7) 优化器 Trace:optimizer_trace 的开启与阅读
-- 仅在会话级开启
SET optimizer_trace='enabled=on', end_markers_in_json=on;
-- 运行你的查询
SELECT /* test */ * FROM orders WHERE user_id=1 AND created_at>=NOW()-INTERVAL 30 DAY;
-- 查看 JSON 轨迹(包含访问路径评估、代价计算、选择性估计等)SELECT * FROM INFORMATION_SCHEMA.OPTIMIZER_TRACE\G
-- 关闭
SET optimizer_trace='enabled=off';
使用场景:解释为什么没走某索引、为什么选择 Nested Loop/ 临时表等。

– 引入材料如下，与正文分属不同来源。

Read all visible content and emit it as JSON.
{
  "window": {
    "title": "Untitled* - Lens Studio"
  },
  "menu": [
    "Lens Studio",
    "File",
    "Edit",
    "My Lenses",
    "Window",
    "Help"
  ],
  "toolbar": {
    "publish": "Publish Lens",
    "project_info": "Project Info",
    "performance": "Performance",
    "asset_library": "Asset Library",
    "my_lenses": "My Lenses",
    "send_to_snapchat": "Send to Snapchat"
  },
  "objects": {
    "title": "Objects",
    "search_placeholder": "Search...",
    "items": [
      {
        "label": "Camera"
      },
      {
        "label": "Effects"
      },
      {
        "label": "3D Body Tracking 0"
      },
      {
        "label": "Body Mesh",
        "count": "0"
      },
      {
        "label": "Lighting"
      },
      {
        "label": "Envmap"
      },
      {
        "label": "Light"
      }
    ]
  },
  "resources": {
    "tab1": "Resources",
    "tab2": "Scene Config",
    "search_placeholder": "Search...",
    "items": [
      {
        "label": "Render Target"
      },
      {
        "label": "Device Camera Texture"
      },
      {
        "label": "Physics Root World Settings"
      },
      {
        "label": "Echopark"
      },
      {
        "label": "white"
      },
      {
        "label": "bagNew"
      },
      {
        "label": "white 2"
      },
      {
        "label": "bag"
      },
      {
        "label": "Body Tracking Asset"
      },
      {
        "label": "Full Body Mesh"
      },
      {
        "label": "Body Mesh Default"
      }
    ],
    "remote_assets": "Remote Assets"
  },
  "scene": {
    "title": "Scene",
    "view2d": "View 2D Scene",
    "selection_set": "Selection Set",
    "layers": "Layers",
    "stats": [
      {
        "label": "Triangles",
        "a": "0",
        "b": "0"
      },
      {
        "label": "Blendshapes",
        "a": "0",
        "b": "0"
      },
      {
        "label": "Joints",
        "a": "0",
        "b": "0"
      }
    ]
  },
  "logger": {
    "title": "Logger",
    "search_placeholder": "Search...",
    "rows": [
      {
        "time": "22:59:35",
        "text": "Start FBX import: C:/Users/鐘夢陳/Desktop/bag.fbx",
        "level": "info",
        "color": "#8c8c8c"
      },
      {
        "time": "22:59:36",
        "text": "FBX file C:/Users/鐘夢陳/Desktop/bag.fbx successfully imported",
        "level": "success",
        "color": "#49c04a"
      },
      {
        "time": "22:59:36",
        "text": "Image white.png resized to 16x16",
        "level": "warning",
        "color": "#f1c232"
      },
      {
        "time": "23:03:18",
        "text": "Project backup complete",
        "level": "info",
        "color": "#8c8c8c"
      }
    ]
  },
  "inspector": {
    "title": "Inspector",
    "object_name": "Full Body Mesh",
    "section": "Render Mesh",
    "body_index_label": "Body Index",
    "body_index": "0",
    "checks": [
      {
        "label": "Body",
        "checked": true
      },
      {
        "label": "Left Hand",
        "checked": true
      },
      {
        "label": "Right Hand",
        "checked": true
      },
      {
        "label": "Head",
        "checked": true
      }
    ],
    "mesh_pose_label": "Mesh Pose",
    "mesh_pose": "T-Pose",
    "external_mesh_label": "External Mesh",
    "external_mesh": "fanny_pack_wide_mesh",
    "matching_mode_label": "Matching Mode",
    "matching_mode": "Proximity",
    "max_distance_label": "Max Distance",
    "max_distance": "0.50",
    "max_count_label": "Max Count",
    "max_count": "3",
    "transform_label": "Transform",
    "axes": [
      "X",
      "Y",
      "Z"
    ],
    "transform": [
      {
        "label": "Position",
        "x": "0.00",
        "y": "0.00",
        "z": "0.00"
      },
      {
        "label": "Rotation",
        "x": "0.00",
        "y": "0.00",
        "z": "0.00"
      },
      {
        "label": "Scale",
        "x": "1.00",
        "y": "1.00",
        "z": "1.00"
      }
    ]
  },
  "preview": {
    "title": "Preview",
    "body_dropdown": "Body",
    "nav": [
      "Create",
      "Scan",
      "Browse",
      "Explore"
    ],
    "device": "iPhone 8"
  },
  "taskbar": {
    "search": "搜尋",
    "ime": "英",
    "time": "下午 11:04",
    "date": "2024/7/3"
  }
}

注意 trace 较重,只在排查时短期开启。
8) 物化视图(模拟):增量汇总与幂等回填
目标:维护 metrics_daily(d, gmv)。
CREATE TABLE IF NOT EXISTS metrics_daily (
d DATE PRIMARY KEY,
gmv DECIMAL(18,2) NOT NULL DEFAULT 0
);
-- 增量 upsert(每天跑一次;或事件调度器见第四课)INSERT INTO metrics_daily(d, gmv)
SELECT DATE(created_at) AS d, SUM(amount) AS gmv
FROM orders WHERE status='paid' AND created_at >= CURDATE()-INTERVAL 7 DAY
GROUP BY d
ON DUPLICATE KEY UPDATE gmv=VALUES(gmv);
幂等回填(历史整段):
-- 先删除目标区间再重算,避免累加污染
DELETE FROM metrics_daily WHERE d BETWEEN '2025-07-01' AND '2025-10-11';
INSERT INTO metrics_daily(d, gmv)
SELECT DATE(created_at) AS d, SUM(amount)
FROM orders WHERE status='paid'
AND created_at >= '2025-07-01' AND created_at < '2025-10-12'
GROUP BY d
ON DUPLICATE KEY UPDATE gmv=VALUES(gmv);
原则:先删后插 +
ON DUPLICATE KEY UPDATE,保证多次执行结果一致。
9) 数据质量 SQL:孤儿行 / 重复键 / 范围异常检查
-- 9.1 孤儿订单(无对应用户)SELECT o.order_id FROM orders o
LEFT JOIN users u ON o.user_id=u.user_id
WHERE u.user_id IS NULL;
-- 9.2 重复邮箱(不唯一)SELECT email, COUNT(*) c FROM users
GROUP BY email HAVING c>1;
-- 9.3 金额异常(负值 / 极端值)SELECT * FROM orders WHERE amount<0
UNION ALL
SELECT * FROM (SELECT *, NTILE(100) OVER(ORDER BY amount) AS pct
FROM orders WHERE status='paid'
) t WHERE pct>=100; -- 近似 P100 长尾检查
10) 实战练习(含参考答案)
练习 1(层级汇总):统计每个“一级类目”包含所有子类的 GMV,并按 GMV 降序。
WITH RECURSIVE anc AS (
SELECT cat_id AS child, cat_id AS ancestor FROM categories
UNION ALL
SELECT c.cat_id AS child, a.ancestor
FROM categories c JOIN anc a ON c.parent_id = a.child
),
item_gmv AS (SELECT oi.order_id, p.cat_id, SUM(oi.quantity*oi.unit_price) AS gmv
FROM order_items oi JOIN products p ON oi.product_id=p.product_id
GROUP BY oi.order_id, p.cat_id
)
SELECT a.ancestor AS cat_id, SUM(g.gmv) AS gmv_all
FROM item_gmv g JOIN anc a ON g.cat_id=a.child
GROUP BY a.ancestor
ORDER BY gmv_all DESC;
练习 2(ROLLUP 报表):输出 渠道×月份 GMV,小计与总计。
SELECT channel, DATE_FORMAT(created_at,'%Y-%m') AS ym, SUM(amount) AS gmv
FROM orders WHERE status='paid'
GROUP BY channel, ym WITH ROLLUP
ORDER BY channel IS NULL, channel, ym IS NULL, ym;
练习 3(区间连接):将 price_history 与 orders 连接,求每笔订单的“下单时价格”。
SELECT o.order_id, oi.product_id, ph.price
FROM orders o JOIN order_items oi ON o.order_id=oi.order_id
JOIN price_history ph
ON ph.product_id=oi.product_id
AND o.created_at>=ph.start_ts AND o.created_at<ph.end_ts;
练习 4(Cohort 留存):输出 cohort(首单月)在 m0~m3 的复购人数矩阵。
WITH fm AS (SELECT user_id, DATE_FORMAT(MIN(created_at),'%Y-%m') AS cohort
FROM orders WHERE status='paid' GROUP BY user_id
), um AS (SELECT user_id, DATE_FORMAT(created_at,'%Y-%m') AS ym
FROM orders WHERE status='paid'
), base AS (
SELECT fm.cohort, um.ym,
TIMESTAMPDIFF(MONTH, STR_TO_DATE(CONCAT(fm.cohort,'-01'),'%Y-%m-%d'),
STR_TO_DATE(CONCAT(um.ym,'-01'),'%Y-%m-%d')) AS mo,
COUNT(DISTINCT um.user_id) AS buyers
FROM fm JOIN um USING(user_id)
GROUP BY fm.cohort, um.ym
)
SELECT cohort,
SUM(CASE WHEN mo=0 THEN buyers ELSE 0 END) AS m0,
SUM(CASE WHEN mo=1 THEN buyers ELSE 0 END) AS m1,
SUM(CASE WHEN mo=2 THEN buyers ELSE 0 END) AS m2,
SUM(CASE WHEN mo=3 THEN buyers ELSE 0 END) AS m3
FROM base GROUP BY cohort ORDER BY cohort;
练习 5(optimizer_trace):开启 trace,解释为何以下查询没有用到某个索引,并给出可索引化改写。
SET optimizer_trace='enabled=on';
SELECT * FROM orders WHERE DATE(created_at)='2025-10-01'; -- 可能未走索引
SELECT * FROM INFORMATION_SCHEMA.OPTIMIZER_TRACE\G
SET optimizer_trace='enabled=off';
-- 改写:SELECT * FROM orders WHERE created_at>='2025-10-01' AND created_at<'2025-10-02';
小结
- 递归 CTE + 祖先映射解决“含子类”的统计与树遍历。
WITH ROLLUP直出小计 / 总计;动态透视靠条件聚合或动态 SQL。- Cohort 报表 = 首单分组 + 月偏移;区间连接需好索引与谓词顺序。
- optimizer_trace 帮你理解计划选择;物化汇总要 幂等 与增量。